Pernyataan itu terungkap ketika rapat dengar pendapat diikuti anggota Komisi IV bersama Kepala Dinas Pekerjaan Umum Zulfansyah Ali Saputra, dan Forum Aliansi Masyarakat Sicanang (Formasi) di Gedung DPRD Kota Medan.

"Apalagi saat ini sudah dilakukan lelang. Kita berharap tidak terulang, dikerjakan profesional dan oleh kontraktor yang mampu," terang anggota DPRD Medan, Daniel Pinem.

Kepala Dinas Pekerjaan Umum Kota Medan Zulfansyah Ali Saputra menerangkan, Jembatan Titi Dua Sicanang sepanjang 25 meter pembangunannya dimulai sejak 2017.

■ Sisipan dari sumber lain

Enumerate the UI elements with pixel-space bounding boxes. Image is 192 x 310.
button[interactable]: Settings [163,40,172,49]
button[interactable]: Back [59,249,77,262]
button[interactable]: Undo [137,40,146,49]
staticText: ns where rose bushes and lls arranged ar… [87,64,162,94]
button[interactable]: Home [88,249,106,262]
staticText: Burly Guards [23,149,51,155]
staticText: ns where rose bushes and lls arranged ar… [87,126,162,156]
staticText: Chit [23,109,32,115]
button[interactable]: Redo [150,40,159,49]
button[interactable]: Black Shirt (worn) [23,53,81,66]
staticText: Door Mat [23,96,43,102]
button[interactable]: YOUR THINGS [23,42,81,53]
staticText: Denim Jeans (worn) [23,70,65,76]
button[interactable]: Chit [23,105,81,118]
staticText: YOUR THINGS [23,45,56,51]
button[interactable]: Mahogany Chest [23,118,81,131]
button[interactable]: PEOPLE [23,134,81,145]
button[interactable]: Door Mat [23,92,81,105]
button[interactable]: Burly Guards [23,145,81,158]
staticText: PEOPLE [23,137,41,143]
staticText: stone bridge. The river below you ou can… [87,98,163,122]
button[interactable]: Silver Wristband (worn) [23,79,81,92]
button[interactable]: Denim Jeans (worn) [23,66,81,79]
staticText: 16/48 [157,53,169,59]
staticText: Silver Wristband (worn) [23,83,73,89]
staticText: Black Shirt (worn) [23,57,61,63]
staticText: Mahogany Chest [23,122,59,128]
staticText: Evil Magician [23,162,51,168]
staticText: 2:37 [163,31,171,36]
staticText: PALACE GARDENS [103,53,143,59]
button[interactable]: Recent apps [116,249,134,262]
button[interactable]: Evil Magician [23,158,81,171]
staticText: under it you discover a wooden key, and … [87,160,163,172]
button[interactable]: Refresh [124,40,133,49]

Pembangunan jembatan yang sempat dua kali roboh itu kembali dilakukan tahun ini dengan anggaran Rp8 miliar. "Persiapan masuk tahap tender, dan dimulai di April 2021. Persoalannya pembangunan jembatan itu adalah kondisi alam, perubahan desain," katanya.

Ketua Formasi, Togu Urbanus Silaen, mengatakan masyarakat Sicanang sudah lelah akibat jembatan tersebut tidak selesai tahap pembangunan. "Ada 19 ribu masyarakat bermukim di kawasan itu, sehingga perekonomian terganggu. Kami mohon diselesaikan tahun ini. Kami siap mendukung. Kami terdepan, jika ada yang tidak mendukung," tegasnya.